Several medications can be useful for those with CPVT. The mainstays of treatment are beta blockers, which block the consequences of adrenaline and other catecholamines at the heart, reducing the risk of strange coronary heart rhythms growing. Of all the beta blockers, nadolol has been established to be the handiest for treating CPVT. This drug lowers the coronary heart charge to a extra quantity than other beta blockers and most effective desires to be taken as soon as every day, decreasing the hazard of neglected doses. Nadolol may be tough to obtain and isn’t available in all international locations, and an opportunity beta blocker suitable for use in CPVT may be propranolol, which however has a extra complicated dosing regimen. Recently posted records recommend that the usage of selective beta blockers, such as atenolol, bisoprolol, or metoprolol, is associated with very excessive remedy failure quotes.

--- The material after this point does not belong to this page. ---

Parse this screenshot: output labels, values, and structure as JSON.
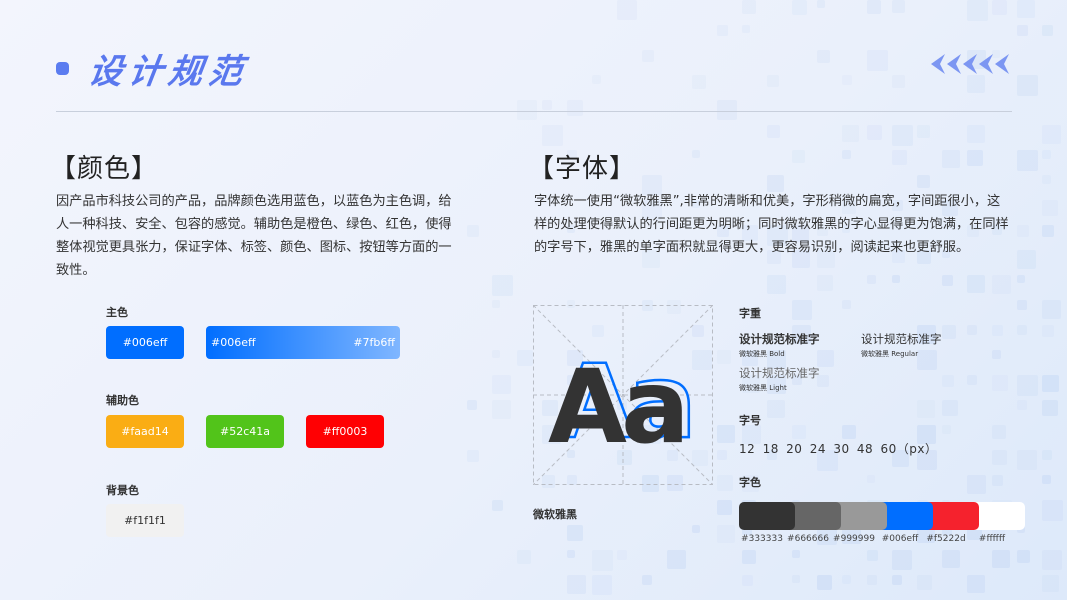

Flecainide is a category 1c antiarrhythmic drug that is recommended for those with CPVT who revel in atypical heart rhythms in spite of taking a beta blocker. Flecainide reduces the hazard of arrhythmias in those with CPVT, but it remains uncertain how Flecainide achieves this. Some have cautioned that Flecainide at once interacts with the cardiac ryanodine receptor, that is frequently odd in those with CPVT, whilst other propose that the anti-arrhythmic outcomes of Flecainide depend completely on its sodium channel blocking outcomes.
Verapamil is a calcium channel antagonist that, when blended with a beta blocker, may additionally lessen the risk of arrhythmias in patients with CPVT. Propafenone is some other antiarrhythmic that may lessen the risk of arrhythmias, probably thru direct results at the ryanodine receptor.